The most remarkable feature among the 17 genes whose mRNA expression was inhibited by the IL-12 treatment in vivo is the dominance of genes involved in extracellular matrix (ECM) remodeling and cell adhesion functions. Structural changes in ECM are necessary for cell migration during normal and pathologic tissue remodeling and neoplastic cell invasion. The matrix metalloproteinases (MMPs) and their inhibitors are critical modulators of ECM composition and are thus important in neoplastic cell progression, invasion and metastasis.33–36 Strong expression of MMP-3 and -10 was found in childhood astrocytomas,37 in lung adenocarcinomas,38 especially in the ECM adjacent to blood vessels. Expression of MMPs and their inhibitors correlates with invasion and metastasis in squamous cell carcinoma of the head and neck.39 EGP314 is a panepithelial glycoprotein.40 Transfection of a low metastasizing fibrosarcoma, pheochromoblastoma and adenocarcinoma with the rat ortholog of human and mouse EGP314, D5.7A facilitated tumor metastasis via the lymphatic system or hematogeneously, depending on the origin of the tumor.41 Particularly after proteolytic cleavage, D5.7A exhibited enhanced cell-cell adhesion and provided a proliferative signal upon crosslinking.41 PEG1/MEST is an imprinted gene involved in the growth of the fetus and/or placenta.42 Pedersen et al.43 reported that monoallelic PEG1 expression was observed in normal breast tissues, indicating the presence of a functional imprint.
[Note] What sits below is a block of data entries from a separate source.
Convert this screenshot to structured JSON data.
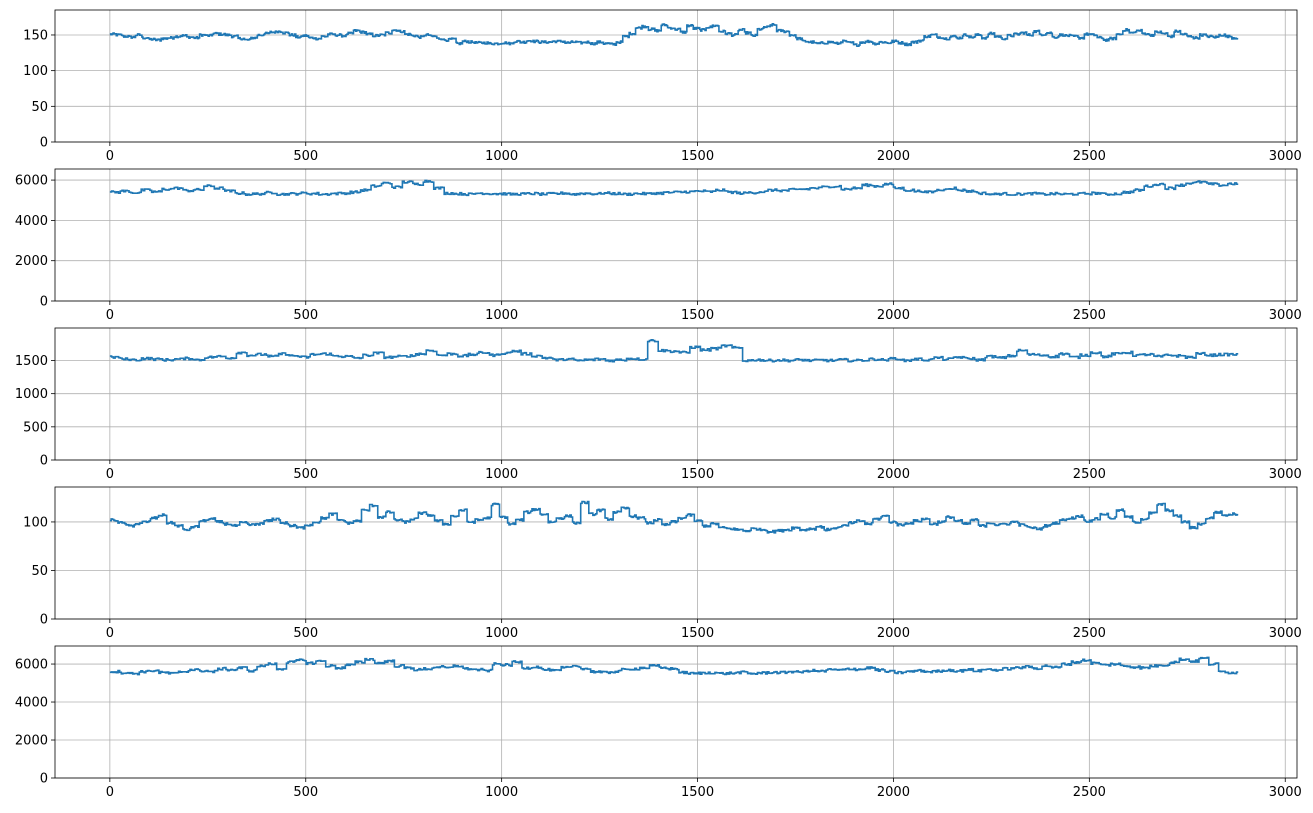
{
  "figure": {
    "background": "#ffffff",
    "line_color": "#1f77b4",
    "grid_color": "#b0b0b0"
  },
  "chart_data": [
    {
      "type": "line",
      "grid": true,
      "xlim": [
        -140,
        3030
      ],
      "ylim": [
        0,
        185
      ],
      "xticks": [
        0,
        500,
        1000,
        1500,
        2000,
        2500,
        3000
      ],
      "yticks": [
        0,
        50,
        100,
        150
      ],
      "series": [
        {
          "x_start": 0,
          "x_end": 2880,
          "values": [
            151,
            150,
            148,
            147,
            150,
            146,
            144,
            143,
            145,
            146,
            148,
            149,
            147,
            146,
            150,
            149,
            152,
            151,
            150,
            148,
            145,
            143,
            146,
            150,
            152,
            154,
            155,
            153,
            150,
            147,
            149,
            146,
            145,
            148,
            151,
            150,
            149,
            152,
            156,
            154,
            151,
            149,
            150,
            153,
            157,
            155,
            151,
            149,
            147,
            150,
            148,
            145,
            143,
            144,
            138,
            141,
            140,
            139,
            139,
            138,
            138,
            139,
            138,
            141,
            140,
            142,
            141,
            140,
            140,
            141,
            141,
            139,
            140,
            139,
            140,
            138,
            140,
            138,
            137,
            140,
            148,
            152,
            160,
            162,
            158,
            156,
            164,
            160,
            158,
            154,
            163,
            159,
            157,
            161,
            163,
            155,
            152,
            150,
            157,
            153,
            149,
            158,
            161,
            164,
            156,
            155,
            150,
            145,
            141,
            140,
            138,
            139,
            140,
            138,
            141,
            139,
            136,
            140,
            141,
            138,
            140,
            139,
            141,
            139,
            137,
            140,
            142,
            148,
            150,
            147,
            145,
            148,
            146,
            150,
            147,
            150,
            146,
            152,
            148,
            145,
            149,
            151,
            153,
            150,
            155,
            151,
            153,
            147,
            150,
            149,
            148,
            146,
            151,
            150,
            146,
            143,
            145,
            151,
            157,
            153,
            156,
            152,
            150,
            154,
            152,
            148,
            155,
            151,
            148,
            146,
            150,
            148,
            147,
            150,
            148,
            146
          ]
        }
      ]
    },
    {
      "type": "line",
      "grid": true,
      "xlim": [
        -140,
        3030
      ],
      "ylim": [
        0,
        6550
      ],
      "xticks": [
        0,
        500,
        1000,
        1500,
        2000,
        2500,
        3000
      ],
      "yticks": [
        0,
        2000,
        4000,
        6000
      ],
      "series": [
        {
          "x_start": 0,
          "x_end": 2880,
          "values": [
            5400,
            5450,
            5380,
            5500,
            5420,
            5550,
            5600,
            5480,
            5520,
            5700,
            5600,
            5450,
            5350,
            5300,
            5320,
            5380,
            5300,
            5320,
            5350,
            5330,
            5300,
            5330,
            5350,
            5400,
            5500,
            5700,
            5850,
            5650,
            5900,
            5800,
            5950,
            5600,
            5350,
            5320,
            5300,
            5350,
            5330,
            5320,
            5300,
            5310,
            5330,
            5300,
            5320,
            5350,
            5300,
            5340,
            5320,
            5350,
            5330,
            5300,
            5330,
            5320,
            5350,
            5380,
            5400,
            5420,
            5450,
            5420,
            5500,
            5400,
            5350,
            5380,
            5420,
            5500,
            5480,
            5520,
            5550,
            5600,
            5650,
            5700,
            5550,
            5600,
            5750,
            5700,
            5800,
            5600,
            5500,
            5450,
            5400,
            5500,
            5600,
            5500,
            5450,
            5350,
            5300,
            5320,
            5300,
            5310,
            5330,
            5300,
            5320,
            5300,
            5310,
            5330,
            5350,
            5300,
            5320,
            5400,
            5500,
            5700,
            5800,
            5600,
            5750,
            5850,
            5900,
            5800,
            5750,
            5820
          ]
        }
      ]
    },
    {
      "type": "line",
      "grid": true,
      "xlim": [
        -140,
        3030
      ],
      "ylim": [
        0,
        1990
      ],
      "xticks": [
        0,
        500,
        1000,
        1500,
        2000,
        2500,
        3000
      ],
      "yticks": [
        0,
        500,
        1000,
        1500
      ],
      "series": [
        {
          "x_start": 0,
          "x_end": 2880,
          "values": [
            1550,
            1520,
            1510,
            1530,
            1520,
            1510,
            1520,
            1530,
            1510,
            1550,
            1560,
            1540,
            1620,
            1580,
            1590,
            1560,
            1600,
            1570,
            1550,
            1590,
            1600,
            1570,
            1560,
            1540,
            1580,
            1610,
            1550,
            1560,
            1570,
            1600,
            1650,
            1580,
            1600,
            1570,
            1590,
            1620,
            1580,
            1610,
            1640,
            1600,
            1570,
            1540,
            1510,
            1520,
            1500,
            1510,
            1520,
            1500,
            1510,
            1530,
            1520,
            1800,
            1650,
            1640,
            1620,
            1700,
            1660,
            1680,
            1720,
            1690,
            1500,
            1510,
            1500,
            1505,
            1500,
            1510,
            1500,
            1505,
            1500,
            1510,
            1500,
            1505,
            1520,
            1510,
            1530,
            1500,
            1520,
            1510,
            1540,
            1520,
            1550,
            1530,
            1510,
            1560,
            1540,
            1570,
            1650,
            1590,
            1580,
            1560,
            1600,
            1550,
            1580,
            1620,
            1560,
            1600,
            1620,
            1580,
            1590,
            1560,
            1580,
            1570,
            1550,
            1600,
            1580,
            1590,
            1590
          ]
        }
      ]
    },
    {
      "type": "line",
      "grid": true,
      "xlim": [
        -140,
        3030
      ],
      "ylim": [
        0,
        136
      ],
      "xticks": [
        0,
        500,
        1000,
        1500,
        2000,
        2500,
        3000
      ],
      "yticks": [
        0,
        50,
        100
      ],
      "series": [
        {
          "x_start": 0,
          "x_end": 2880,
          "values": [
            102,
            99,
            96,
            98,
            100,
            104,
            107,
            99,
            96,
            92,
            95,
            101,
            103,
            100,
            98,
            96,
            99,
            97,
            98,
            101,
            103,
            99,
            96,
            94,
            97,
            100,
            104,
            108,
            102,
            99,
            101,
            112,
            117,
            105,
            110,
            102,
            100,
            103,
            109,
            107,
            101,
            98,
            106,
            112,
            100,
            102,
            104,
            118,
            105,
            98,
            102,
            110,
            113,
            108,
            100,
            104,
            106,
            99,
            120,
            108,
            112,
            103,
            110,
            114,
            106,
            104,
            99,
            102,
            97,
            100,
            104,
            107,
            101,
            96,
            98,
            94,
            93,
            92,
            91,
            93,
            92,
            90,
            91,
            92,
            94,
            92,
            93,
            95,
            92,
            94,
            96,
            99,
            101,
            98,
            103,
            106,
            100,
            97,
            99,
            101,
            103,
            98,
            100,
            105,
            101,
            98,
            102,
            96,
            99,
            97,
            98,
            100,
            97,
            94,
            93,
            96,
            99,
            102,
            104,
            106,
            101,
            103,
            108,
            104,
            112,
            105,
            100,
            103,
            109,
            118,
            112,
            106,
            100,
            94,
            98,
            104,
            110,
            107,
            108
          ]
        }
      ]
    },
    {
      "type": "line",
      "grid": true,
      "xlim": [
        -140,
        3030
      ],
      "ylim": [
        0,
        6950
      ],
      "xticks": [
        0,
        500,
        1000,
        1500,
        2000,
        2500,
        3000
      ],
      "yticks": [
        0,
        2000,
        4000,
        6000
      ],
      "series": [
        {
          "x_start": 0,
          "x_end": 2880,
          "values": [
            5600,
            5550,
            5500,
            5600,
            5650,
            5550,
            5500,
            5600,
            5700,
            5650,
            5600,
            5750,
            5700,
            5800,
            5650,
            5900,
            6000,
            5750,
            6100,
            6200,
            6050,
            6150,
            5900,
            5800,
            5950,
            6100,
            6250,
            6050,
            6150,
            5900,
            5800,
            5700,
            5750,
            5850,
            5800,
            5900,
            5750,
            5700,
            5650,
            6000,
            5950,
            6100,
            5800,
            5850,
            5700,
            5650,
            5800,
            5900,
            5750,
            5600,
            5550,
            5600,
            5700,
            5750,
            5800,
            5900,
            5800,
            5750,
            5550,
            5500,
            5520,
            5550,
            5500,
            5520,
            5560,
            5500,
            5530,
            5560,
            5550,
            5600,
            5580,
            5650,
            5620,
            5700,
            5680,
            5750,
            5720,
            5800,
            5680,
            5600,
            5550,
            5600,
            5650,
            5600,
            5620,
            5680,
            5640,
            5700,
            5650,
            5720,
            5690,
            5750,
            5800,
            5850,
            5780,
            5900,
            5820,
            6000,
            6100,
            6200,
            6050,
            5950,
            6000,
            5900,
            5850,
            5800,
            5900,
            5950,
            6100,
            6250,
            6150,
            6300,
            6000,
            5600,
            5550
          ]
        }
      ]
    }
  ]
}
However, they noted a loss of imprinting in all informative invasive breast carcinomas examined, possibly involving a novel mechanism of promoter switch that causes biallelic PEG1expression.44 Thus, inhibition of the expression of these tumor/metastasis-promoting genes by IL-12 may directly blunt the progression of the malignancy.
In summary, the comprehensive analysis of gene expression in the 4T1 tumor model following IL-12 treatment uncovers many candidates that may be involved in IL-12-regulated immune responses against tumor progression, or in direct modification of the cancer cell, its stroma, and the microenvironment such that the growth and metastasis of the tumor is retarded. It also provides a rich pool of prospective targets desired for the development of therapeutic agents to control breast cancer.